‘t Het nog nooit, nog nooit zo donker west of ’t wer altied wel weer licht.
Voor u misschien een moeilijk uit te spreken streektaal. Voor mij is het een soort mantra, die ik regelmatig zing als het even tegen zit. Het is het refrein van een lied van de Groninger zanger Ede Staal. We zouden het dit weekend tijdens de vieringen kunnen zingen. We doen het niet, maar het kan wel.
Door allerlei gebeurtenissen in het groot en klein, kunnen we het gevoel krijgen dat de wereld in elkaar stort. We zeggen het ook wel eens: “mijn wereld is ingestort”. Zo erg is het vaak niet, maar wat u of mij overkomt is op dát moment wel dat gevoel. Het komt nooit meer goed, het wordt nooit meer beter. Als ik zo’n gevoel krijg, zing ik vaak dit refrein van Ede Staal. Het helpt me. Ik blijf de pijn van wat is gebeurd nog voelen, maar weet dat het weer anders wordt.

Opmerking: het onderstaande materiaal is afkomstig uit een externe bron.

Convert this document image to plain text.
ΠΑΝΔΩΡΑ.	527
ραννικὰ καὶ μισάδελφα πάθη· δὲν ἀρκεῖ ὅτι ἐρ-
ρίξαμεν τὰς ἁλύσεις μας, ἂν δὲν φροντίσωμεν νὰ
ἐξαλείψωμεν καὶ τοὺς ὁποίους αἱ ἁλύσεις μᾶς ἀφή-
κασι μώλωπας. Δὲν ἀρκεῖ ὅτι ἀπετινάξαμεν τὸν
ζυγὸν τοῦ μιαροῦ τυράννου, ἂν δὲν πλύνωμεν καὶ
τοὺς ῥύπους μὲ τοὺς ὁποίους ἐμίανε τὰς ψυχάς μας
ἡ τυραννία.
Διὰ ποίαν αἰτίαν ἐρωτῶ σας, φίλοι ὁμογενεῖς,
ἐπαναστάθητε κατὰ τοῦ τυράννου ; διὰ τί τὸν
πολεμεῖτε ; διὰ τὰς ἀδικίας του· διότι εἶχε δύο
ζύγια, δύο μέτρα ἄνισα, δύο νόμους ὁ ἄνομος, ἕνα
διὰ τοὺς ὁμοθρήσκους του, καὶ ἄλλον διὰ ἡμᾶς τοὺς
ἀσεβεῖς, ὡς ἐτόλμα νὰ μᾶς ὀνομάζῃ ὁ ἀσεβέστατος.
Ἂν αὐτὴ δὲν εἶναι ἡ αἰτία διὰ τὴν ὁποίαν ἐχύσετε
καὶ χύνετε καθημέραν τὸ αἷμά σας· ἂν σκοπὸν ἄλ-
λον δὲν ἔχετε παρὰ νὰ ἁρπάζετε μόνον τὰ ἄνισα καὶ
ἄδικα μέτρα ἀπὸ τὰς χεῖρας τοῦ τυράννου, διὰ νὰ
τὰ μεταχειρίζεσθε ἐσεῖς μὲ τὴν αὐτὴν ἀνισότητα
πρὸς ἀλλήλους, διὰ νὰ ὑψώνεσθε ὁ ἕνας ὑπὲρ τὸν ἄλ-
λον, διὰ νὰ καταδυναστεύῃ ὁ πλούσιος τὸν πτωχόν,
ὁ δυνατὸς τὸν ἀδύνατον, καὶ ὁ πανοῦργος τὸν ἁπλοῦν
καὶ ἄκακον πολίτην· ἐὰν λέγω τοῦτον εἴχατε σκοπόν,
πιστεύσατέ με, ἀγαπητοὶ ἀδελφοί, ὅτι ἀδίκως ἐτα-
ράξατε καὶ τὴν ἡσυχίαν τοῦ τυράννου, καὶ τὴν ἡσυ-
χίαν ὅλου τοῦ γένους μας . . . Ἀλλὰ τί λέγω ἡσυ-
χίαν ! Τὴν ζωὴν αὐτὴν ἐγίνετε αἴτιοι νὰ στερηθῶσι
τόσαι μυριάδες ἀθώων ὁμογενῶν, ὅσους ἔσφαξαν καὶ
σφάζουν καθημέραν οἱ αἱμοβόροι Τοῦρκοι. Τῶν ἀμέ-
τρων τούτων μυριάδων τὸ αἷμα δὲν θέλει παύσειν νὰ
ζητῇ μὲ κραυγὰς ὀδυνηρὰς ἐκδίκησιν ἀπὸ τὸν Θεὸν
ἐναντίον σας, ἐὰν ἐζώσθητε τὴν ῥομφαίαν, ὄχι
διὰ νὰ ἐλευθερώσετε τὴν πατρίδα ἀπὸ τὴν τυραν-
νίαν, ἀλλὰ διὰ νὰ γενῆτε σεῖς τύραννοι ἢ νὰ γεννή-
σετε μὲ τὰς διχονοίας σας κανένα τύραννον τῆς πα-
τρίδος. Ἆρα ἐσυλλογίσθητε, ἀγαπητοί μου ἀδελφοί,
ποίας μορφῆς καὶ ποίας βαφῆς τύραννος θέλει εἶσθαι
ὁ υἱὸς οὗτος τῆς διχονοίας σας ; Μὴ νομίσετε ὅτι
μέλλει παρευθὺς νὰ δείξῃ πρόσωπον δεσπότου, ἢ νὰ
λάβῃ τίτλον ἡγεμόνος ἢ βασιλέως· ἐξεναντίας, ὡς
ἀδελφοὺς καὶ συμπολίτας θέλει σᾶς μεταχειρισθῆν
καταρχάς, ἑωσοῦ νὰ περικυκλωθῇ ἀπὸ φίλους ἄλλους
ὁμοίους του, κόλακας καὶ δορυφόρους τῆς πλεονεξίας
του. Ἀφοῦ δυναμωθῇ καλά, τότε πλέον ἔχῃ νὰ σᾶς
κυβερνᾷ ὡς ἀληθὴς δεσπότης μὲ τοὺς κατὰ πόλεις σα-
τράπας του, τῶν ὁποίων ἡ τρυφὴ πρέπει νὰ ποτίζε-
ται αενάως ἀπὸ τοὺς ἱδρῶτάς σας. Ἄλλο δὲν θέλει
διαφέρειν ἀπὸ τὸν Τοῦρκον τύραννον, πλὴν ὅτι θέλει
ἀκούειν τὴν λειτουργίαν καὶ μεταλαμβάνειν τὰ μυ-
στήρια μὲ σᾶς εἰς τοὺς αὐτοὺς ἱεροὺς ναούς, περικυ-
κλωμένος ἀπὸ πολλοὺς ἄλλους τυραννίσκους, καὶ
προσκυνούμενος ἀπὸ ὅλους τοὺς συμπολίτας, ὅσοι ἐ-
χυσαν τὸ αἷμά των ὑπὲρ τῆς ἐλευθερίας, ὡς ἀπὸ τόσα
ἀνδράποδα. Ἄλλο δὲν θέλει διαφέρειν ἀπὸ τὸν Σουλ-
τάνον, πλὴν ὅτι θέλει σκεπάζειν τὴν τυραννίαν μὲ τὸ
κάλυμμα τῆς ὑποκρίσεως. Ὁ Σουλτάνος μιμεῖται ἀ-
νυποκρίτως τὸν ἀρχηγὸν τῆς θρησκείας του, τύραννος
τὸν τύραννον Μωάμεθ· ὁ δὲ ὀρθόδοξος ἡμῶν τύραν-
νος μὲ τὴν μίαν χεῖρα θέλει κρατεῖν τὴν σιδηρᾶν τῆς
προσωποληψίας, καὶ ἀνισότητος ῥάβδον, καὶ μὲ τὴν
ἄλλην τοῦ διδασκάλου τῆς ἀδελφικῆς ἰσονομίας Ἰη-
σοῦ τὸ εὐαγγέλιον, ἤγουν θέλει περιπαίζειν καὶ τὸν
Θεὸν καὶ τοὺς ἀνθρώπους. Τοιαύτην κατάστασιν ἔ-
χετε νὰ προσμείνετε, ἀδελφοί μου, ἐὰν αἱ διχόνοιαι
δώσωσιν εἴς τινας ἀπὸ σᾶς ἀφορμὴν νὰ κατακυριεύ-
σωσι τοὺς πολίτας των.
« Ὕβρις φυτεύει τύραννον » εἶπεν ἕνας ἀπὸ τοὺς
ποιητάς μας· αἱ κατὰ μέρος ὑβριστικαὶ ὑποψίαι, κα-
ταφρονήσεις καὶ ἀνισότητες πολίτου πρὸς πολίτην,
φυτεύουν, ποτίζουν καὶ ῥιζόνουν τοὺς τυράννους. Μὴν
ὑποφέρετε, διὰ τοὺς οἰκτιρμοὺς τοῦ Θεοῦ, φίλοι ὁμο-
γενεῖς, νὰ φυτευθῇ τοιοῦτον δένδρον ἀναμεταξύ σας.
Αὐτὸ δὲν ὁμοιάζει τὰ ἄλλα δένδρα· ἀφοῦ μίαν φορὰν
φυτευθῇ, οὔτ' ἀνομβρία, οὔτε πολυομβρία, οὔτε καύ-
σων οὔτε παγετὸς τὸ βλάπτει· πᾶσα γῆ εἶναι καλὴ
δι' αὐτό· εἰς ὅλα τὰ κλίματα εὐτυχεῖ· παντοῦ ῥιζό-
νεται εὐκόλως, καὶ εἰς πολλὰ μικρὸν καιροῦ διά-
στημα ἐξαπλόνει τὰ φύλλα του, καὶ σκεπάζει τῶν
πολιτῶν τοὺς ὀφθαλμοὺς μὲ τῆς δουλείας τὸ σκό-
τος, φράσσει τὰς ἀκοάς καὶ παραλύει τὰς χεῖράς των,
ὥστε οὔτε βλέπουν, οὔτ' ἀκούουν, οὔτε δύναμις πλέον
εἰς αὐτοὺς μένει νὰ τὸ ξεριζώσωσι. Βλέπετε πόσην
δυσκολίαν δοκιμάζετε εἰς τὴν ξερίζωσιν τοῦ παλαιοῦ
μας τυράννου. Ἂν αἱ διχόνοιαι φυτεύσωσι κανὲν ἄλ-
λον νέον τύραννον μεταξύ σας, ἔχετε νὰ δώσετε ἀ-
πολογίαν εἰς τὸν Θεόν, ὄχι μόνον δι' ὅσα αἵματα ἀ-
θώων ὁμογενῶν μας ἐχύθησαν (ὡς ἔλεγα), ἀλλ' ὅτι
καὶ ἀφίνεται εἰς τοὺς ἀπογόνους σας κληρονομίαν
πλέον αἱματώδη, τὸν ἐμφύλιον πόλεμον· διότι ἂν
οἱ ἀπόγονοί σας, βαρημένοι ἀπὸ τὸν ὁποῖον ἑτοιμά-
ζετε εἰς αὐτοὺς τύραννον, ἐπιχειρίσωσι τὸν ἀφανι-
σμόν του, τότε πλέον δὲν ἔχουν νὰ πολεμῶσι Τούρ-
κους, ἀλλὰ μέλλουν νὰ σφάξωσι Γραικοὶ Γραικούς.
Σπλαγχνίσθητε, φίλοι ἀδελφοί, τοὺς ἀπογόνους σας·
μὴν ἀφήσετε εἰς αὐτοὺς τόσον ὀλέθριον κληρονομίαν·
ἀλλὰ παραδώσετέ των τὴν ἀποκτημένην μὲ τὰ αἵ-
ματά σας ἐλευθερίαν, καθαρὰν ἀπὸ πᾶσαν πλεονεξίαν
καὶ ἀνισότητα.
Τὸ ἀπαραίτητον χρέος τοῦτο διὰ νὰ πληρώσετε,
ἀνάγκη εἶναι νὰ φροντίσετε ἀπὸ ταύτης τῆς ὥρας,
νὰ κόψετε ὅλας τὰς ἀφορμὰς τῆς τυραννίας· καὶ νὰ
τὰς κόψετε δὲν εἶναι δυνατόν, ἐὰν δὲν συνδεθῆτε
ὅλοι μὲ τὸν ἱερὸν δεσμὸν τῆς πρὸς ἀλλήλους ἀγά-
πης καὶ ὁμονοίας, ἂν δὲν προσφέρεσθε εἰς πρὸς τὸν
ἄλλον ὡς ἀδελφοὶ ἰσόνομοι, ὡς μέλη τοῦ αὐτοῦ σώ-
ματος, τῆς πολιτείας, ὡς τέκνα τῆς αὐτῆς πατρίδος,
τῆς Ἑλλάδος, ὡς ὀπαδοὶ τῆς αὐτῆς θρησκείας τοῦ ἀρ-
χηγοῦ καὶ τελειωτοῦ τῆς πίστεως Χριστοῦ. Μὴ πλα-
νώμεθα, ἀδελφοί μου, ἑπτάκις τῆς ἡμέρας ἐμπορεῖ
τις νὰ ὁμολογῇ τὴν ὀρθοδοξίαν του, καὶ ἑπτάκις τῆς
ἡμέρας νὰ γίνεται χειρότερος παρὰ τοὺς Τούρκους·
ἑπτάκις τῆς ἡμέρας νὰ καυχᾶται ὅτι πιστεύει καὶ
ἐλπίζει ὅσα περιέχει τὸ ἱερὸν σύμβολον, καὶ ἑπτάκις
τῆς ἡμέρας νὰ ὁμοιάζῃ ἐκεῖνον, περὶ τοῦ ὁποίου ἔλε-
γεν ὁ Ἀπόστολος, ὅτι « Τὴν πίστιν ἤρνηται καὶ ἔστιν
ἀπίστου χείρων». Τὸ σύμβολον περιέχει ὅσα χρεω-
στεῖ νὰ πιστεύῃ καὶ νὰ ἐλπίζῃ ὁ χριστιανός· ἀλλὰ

In ieder leven komt duisternis voor. Je mist de lichtpuntjes. Maar die zijn er wel! We weten dat we nooit alleen worden gelaten, ook al lijkt het tegendeel de overhand te krijgen. Er komt een andere tijd. Er komt een ander leven. We leven in de donkere tijd van het jaar. We hebben net onze overleden dierbaren herdacht. Voor hen straalt eeuwig licht. Daarin mogen wij geloven. Daaraan mogen wij vasthouden. Want Jezus heeft het gezegd en Ede zong erover: “’t het nog nooit, nog nooit zo donker west of ’t wer altied wel weer licht”.